Тэйлор исходит из того, что обеспечение коллективных тождественностей вступает в конкуренцию с правом на равные субъективные свободы — с кантовским единственным и изначальным правом человека, так что в случае их столкновения необходимо принимать решения относительно преимущества того или другого. В пользу этого говорит следующее соображение. Так как (2) принятие во внимание нуждается именно в особенностях, от которых (1), по-видимому, происходит абстрагирование, то принцип равного обхождения вынужден проявляться в политиках встречной направленности — в политике соблюдения культурных различий, с одной стороны, и в политике обобщения субъективных прав — с другой. Одна политика должна компенсировать затраты, которых требует другая в виде уравнивающего универсализма. Тэйлор извлекает эту, как я хотел бы показать, неправомерно выстроенную противоположность из морально-теоретических понятий благого и справедливого. Либералы типа Ролза и Дворкина требуют этически нейтрального правопорядка, который каждому обязан обеспечивать равенство шансов в следовании той или иной собственной концепции блага. В противоположность этому, коммунитаристы, наподобие Тэйлора и Уолцера, не признают за правом этической нейтральности и потому смеют ожидать от правового государства, когда это понадобится, и активной поддержки в адрес определенной концепции благой жизни.

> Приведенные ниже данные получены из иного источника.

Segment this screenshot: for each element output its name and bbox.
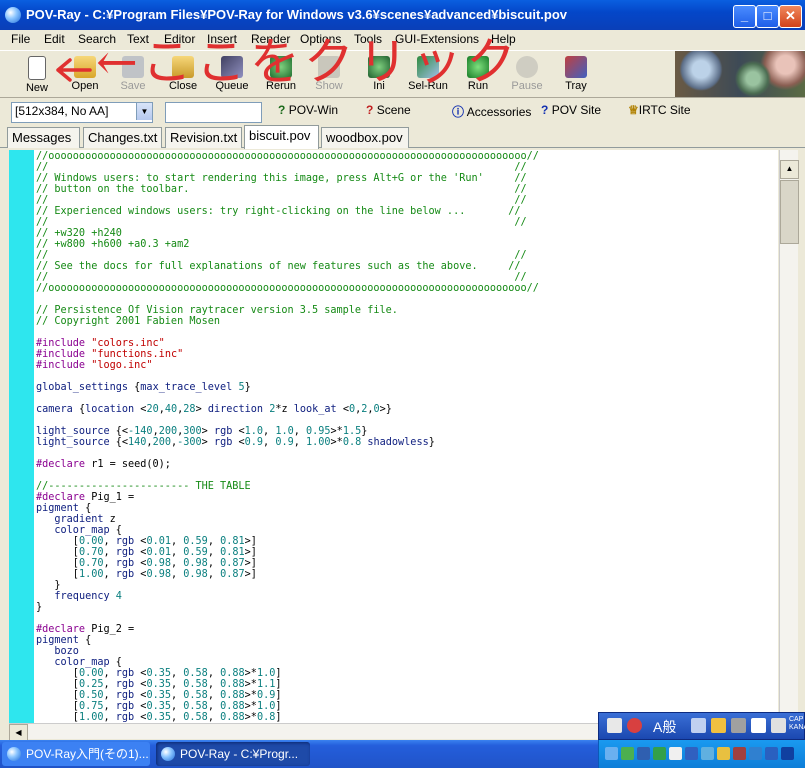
- tray-volume-icon[interactable]: [765, 747, 778, 760]
- tray-app-icon[interactable]: [781, 747, 794, 760]
- title-bar: POV-Ray - C:¥Program Files¥POV-Ray for W…: [0, 0, 805, 30]
- povray-app-icon[interactable]: [5, 7, 21, 23]
- window-title: POV-Ray - C:¥Program Files¥POV-Ray for W…: [26, 7, 568, 22]
- ime-mode-label[interactable]: A般: [653, 717, 676, 737]
- povray-app-icon: [161, 747, 175, 761]
- tab-woodbox[interactable]: woodbox.pov: [321, 127, 409, 148]
- language-bar: A般 CAP KANA: [598, 712, 805, 740]
- menu-edit[interactable]: Edit: [44, 32, 65, 46]
- tab-revision[interactable]: Revision.txt: [165, 127, 242, 148]
- tray-app-icon[interactable]: [749, 747, 762, 760]
- editor-gutter[interactable]: [9, 150, 34, 723]
- accessories-button[interactable]: ⓘ Accessories: [452, 103, 531, 120]
- povray-banner-image: [675, 51, 805, 97]
- help-question-icon: ?: [366, 103, 374, 117]
- pen-icon[interactable]: [731, 718, 746, 733]
- horizontal-scrollbar[interactable]: ◀: [9, 723, 598, 741]
- scroll-thumb[interactable]: [780, 180, 799, 244]
- help-question-icon: ?: [278, 103, 286, 117]
- chevron-down-icon[interactable]: ▼: [136, 103, 152, 120]
- annotation-text: ←ここをクリック: [96, 33, 520, 91]
- menu-file[interactable]: File: [11, 32, 30, 46]
- secondary-toolbar: [512x384, No AA] ▼ ? POV-Win ? Scene ⓘ A…: [0, 98, 805, 124]
- code-editor[interactable]: //oooooooooooooooooooooooooooooooooooooo…: [34, 150, 778, 723]
- irtc-site-button[interactable]: ♕IRTC Site: [628, 103, 691, 117]
- tray-button[interactable]: Tray: [553, 54, 599, 96]
- tray-app-icon[interactable]: [717, 747, 730, 760]
- maximize-button[interactable]: □: [756, 5, 779, 28]
- caps-kana-indicator: CAP KANA: [789, 716, 805, 731]
- resolution-select[interactable]: [512x384, No AA] ▼: [11, 102, 153, 123]
- tray-app-icon[interactable]: [701, 747, 714, 760]
- help-question-icon: ?: [541, 103, 549, 117]
- taskbar-item-povray-editor[interactable]: POV-Ray - C:¥Progr...: [156, 742, 310, 766]
- tool-icon[interactable]: [691, 718, 706, 733]
- tab-changes[interactable]: Changes.txt: [83, 127, 162, 148]
- settings-icon[interactable]: [771, 718, 786, 733]
- keyboard-icon[interactable]: [607, 718, 622, 733]
- dictionary-icon[interactable]: [711, 718, 726, 733]
- scroll-up-button[interactable]: ▲: [780, 160, 799, 179]
- annotation-arrow-icon: [56, 58, 92, 82]
- pov-site-button[interactable]: ? POV Site: [541, 103, 601, 117]
- tray-app-icon[interactable]: [733, 747, 746, 760]
- tray-monitor-icon[interactable]: [637, 747, 650, 760]
- tray-security-icon[interactable]: [685, 747, 698, 760]
- tray-update-icon[interactable]: [653, 747, 666, 760]
- scene-help-button[interactable]: ? Scene: [366, 103, 411, 117]
- scroll-left-button[interactable]: ◀: [9, 724, 28, 741]
- tray-icon[interactable]: [621, 747, 634, 760]
- new-file-icon: [28, 56, 46, 80]
- vertical-scrollbar[interactable]: ▲: [779, 150, 799, 723]
- command-line-input[interactable]: [165, 102, 262, 123]
- tab-biscuit[interactable]: biscuit.pov: [244, 125, 319, 149]
- tray-network-icon[interactable]: [605, 747, 618, 760]
- help-icon[interactable]: [751, 718, 766, 733]
- trophy-icon: ♕: [628, 103, 639, 117]
- info-icon: ⓘ: [452, 105, 465, 119]
- system-tray: [598, 740, 805, 768]
- code-text[interactable]: //oooooooooooooooooooooooooooooooooooooo…: [36, 151, 539, 723]
- file-tabs: Messages Changes.txt Revision.txt biscui…: [0, 125, 805, 149]
- pov-win-help-button[interactable]: ? POV-Win: [278, 103, 338, 117]
- ime-icon[interactable]: [627, 718, 642, 733]
- tray-icon: [565, 56, 587, 78]
- close-window-button[interactable]: ✕: [779, 5, 802, 28]
- tab-messages[interactable]: Messages: [7, 127, 80, 148]
- povray-app-icon: [7, 747, 21, 761]
- taskbar-item-povray-tutorial[interactable]: POV-Ray入門(その1)...: [2, 742, 150, 766]
- tray-safely-remove-icon[interactable]: [669, 747, 682, 760]
- minimize-button[interactable]: _: [733, 5, 756, 28]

Тэйлор ссылается на пример франкоговорящего меньшинства Канады, населяющего в основном провинцию Квебек. Это меньшинство требует для своей провинции права сформировать в рамках общего государства некое «общество особого рода», в котором среди прочего оно хотело бы защитить целостность своей формы жизни от англосаксонской культуры большинства за счет правил, запрещающих франкоговорящему населению и иммигрантам отправлять своих детей в английские школы, устанавливающих в качестве языка общения для предприятий с числом трудящихся более 50 человек французский язык и вообще предписывающих французский в качестве делового языка. Такого рода коллективные цели теория прав в первом приближении должна была бы игнорировать: «Общество с коллективными целями, подобными случаю с Квебеком, не соответствует данной модели… Согласно этой модели было бы рискованным образом упущено некое важное различие, если бы к основным правам причислили нечто вроде возможности создавать рекламу на произвольно выбранном языке. Необходимо, наоборот, отличать элементарные свободы, которые никогда не могут быть ограничены и потому должны быть твердо зафиксированы, от привилегий и преимущественных прав, которые, хотя и важны, но по политическим причинам, разумеется лишь весьма важного сорта, могут быть отменены или урезаны».[296] Тэйлор предлагает встречную модель, которая допускает при определенных условиях гарантии статуса, ограничивающего основные права ради выживания подвергающихся опасности культурных форм жизни, и, следовательно, допускает осуществление политик, которые «активно стремятся к воссозданию членов этих групп, заботясь, например, о том, чтобы и будущие поколения идентифицировали себя в качестве франкофонов. Нельзя утверждать, что такая политика ставит своей целью лишь предоставление определенной возможности ныне существующему населению».[297]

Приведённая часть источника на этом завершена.